November 14, 2017
Will Online Fraud Give Firms a Torrid Time in 2016?
Posted February 10, 2016
The ‘digital first’ economy went from strength to strength in 2015, helping transform the way we all do business. But latest analysis of fraud attacks shows that alongside these huge benefits, more and more firms have ended up losing money and customer trust thanks to cybercriminals. The truth is that the bad guys have become very good at hiding under a digital cloak of anonymity. And not enough firms have developed the right tools to unmask them.
ThreatMetrix stopped over 21 million fraud attacks against financial services customers in Q4, a 40% increase on the previous year. And we blocked even more attacks against online retailers – around 58 million – as holiday season fraud attempts spiked. The fraudsters are combining breached data and automated botnet technology to worryingly good effect. As our latest quarterly ThreatMetrix Cybercrime Report shows, firms that don’t adopt a next generation approach to fraud prevention could be in line to lose billions this coming year.
New year, new threats
Digitization is bringing huge benefits to all sorts of businesses all over the world. In fact, it’s more than likely that your organisation has become more agile, responsive and consumer-centric as a result. But as more consumers move online, so do the cybercriminals. What’s more, increasing numbers now expect to be able to interact with online businesses seamlessly via any connected device. Mobile-based commerce represented a third (34%) of transactions in 2015 – a 200% increase over 2014. Again this can give fraudsters new opportunities to exploit.

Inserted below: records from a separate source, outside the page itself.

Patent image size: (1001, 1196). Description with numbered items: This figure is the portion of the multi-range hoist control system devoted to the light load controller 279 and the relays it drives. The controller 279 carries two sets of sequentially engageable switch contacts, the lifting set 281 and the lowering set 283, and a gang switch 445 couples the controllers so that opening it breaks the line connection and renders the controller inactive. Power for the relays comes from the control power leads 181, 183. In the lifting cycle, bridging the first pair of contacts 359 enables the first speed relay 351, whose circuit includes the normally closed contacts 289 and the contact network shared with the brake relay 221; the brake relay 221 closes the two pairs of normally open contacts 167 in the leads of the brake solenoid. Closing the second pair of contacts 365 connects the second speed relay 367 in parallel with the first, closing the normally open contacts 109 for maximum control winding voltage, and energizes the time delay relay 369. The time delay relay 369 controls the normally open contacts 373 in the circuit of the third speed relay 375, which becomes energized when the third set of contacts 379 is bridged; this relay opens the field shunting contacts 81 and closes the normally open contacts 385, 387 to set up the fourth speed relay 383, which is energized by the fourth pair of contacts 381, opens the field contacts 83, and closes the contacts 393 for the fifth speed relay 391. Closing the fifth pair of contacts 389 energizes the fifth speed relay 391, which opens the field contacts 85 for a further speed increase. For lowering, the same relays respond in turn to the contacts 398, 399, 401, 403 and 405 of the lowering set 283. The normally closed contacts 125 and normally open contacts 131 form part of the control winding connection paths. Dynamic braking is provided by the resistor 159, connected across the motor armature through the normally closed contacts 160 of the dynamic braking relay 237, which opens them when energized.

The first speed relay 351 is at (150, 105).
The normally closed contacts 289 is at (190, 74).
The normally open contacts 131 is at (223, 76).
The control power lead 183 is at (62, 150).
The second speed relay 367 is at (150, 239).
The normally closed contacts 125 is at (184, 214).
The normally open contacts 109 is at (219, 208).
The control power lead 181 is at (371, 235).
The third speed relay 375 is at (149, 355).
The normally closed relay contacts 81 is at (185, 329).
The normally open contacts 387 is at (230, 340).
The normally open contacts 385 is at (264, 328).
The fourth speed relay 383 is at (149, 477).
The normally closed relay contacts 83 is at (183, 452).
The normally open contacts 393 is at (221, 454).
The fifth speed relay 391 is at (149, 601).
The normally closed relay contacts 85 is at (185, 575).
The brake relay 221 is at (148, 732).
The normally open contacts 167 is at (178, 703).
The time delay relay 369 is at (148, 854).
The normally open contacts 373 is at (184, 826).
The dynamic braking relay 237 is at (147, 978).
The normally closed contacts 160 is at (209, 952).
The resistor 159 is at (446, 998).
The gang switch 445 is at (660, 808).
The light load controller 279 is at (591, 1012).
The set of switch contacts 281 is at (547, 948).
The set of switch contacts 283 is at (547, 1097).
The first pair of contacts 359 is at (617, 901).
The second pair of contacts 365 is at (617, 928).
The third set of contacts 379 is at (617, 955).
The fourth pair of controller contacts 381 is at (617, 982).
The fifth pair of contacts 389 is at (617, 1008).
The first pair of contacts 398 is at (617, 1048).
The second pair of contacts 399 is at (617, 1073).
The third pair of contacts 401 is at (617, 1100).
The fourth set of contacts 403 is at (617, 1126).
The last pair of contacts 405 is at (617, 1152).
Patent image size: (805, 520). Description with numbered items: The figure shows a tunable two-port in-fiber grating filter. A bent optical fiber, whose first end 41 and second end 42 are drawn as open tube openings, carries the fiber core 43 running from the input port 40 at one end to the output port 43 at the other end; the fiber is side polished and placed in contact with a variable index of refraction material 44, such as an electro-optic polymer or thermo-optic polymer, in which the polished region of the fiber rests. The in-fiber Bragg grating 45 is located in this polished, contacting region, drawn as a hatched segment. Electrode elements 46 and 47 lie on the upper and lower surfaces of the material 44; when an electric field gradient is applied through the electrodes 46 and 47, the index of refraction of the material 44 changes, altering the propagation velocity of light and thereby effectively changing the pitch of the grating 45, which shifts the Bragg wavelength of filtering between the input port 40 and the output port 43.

What was most notable about the last quarter was the volume of highly organised multi-channel attacks against financial institutions and online lenders. Botnets represent a growing threat – not just to this sector but all businesses. By using these networks of compromised computers, cybercriminals can inundate online systems with fraudulent transactions – bypassing traditional defenses by mimicking trusted user behavior. ThreatMetrix detected 230 million bot attacks during the quarter as fraudsters looked to launch huge identity verification attacks designed to try and access customer accounts.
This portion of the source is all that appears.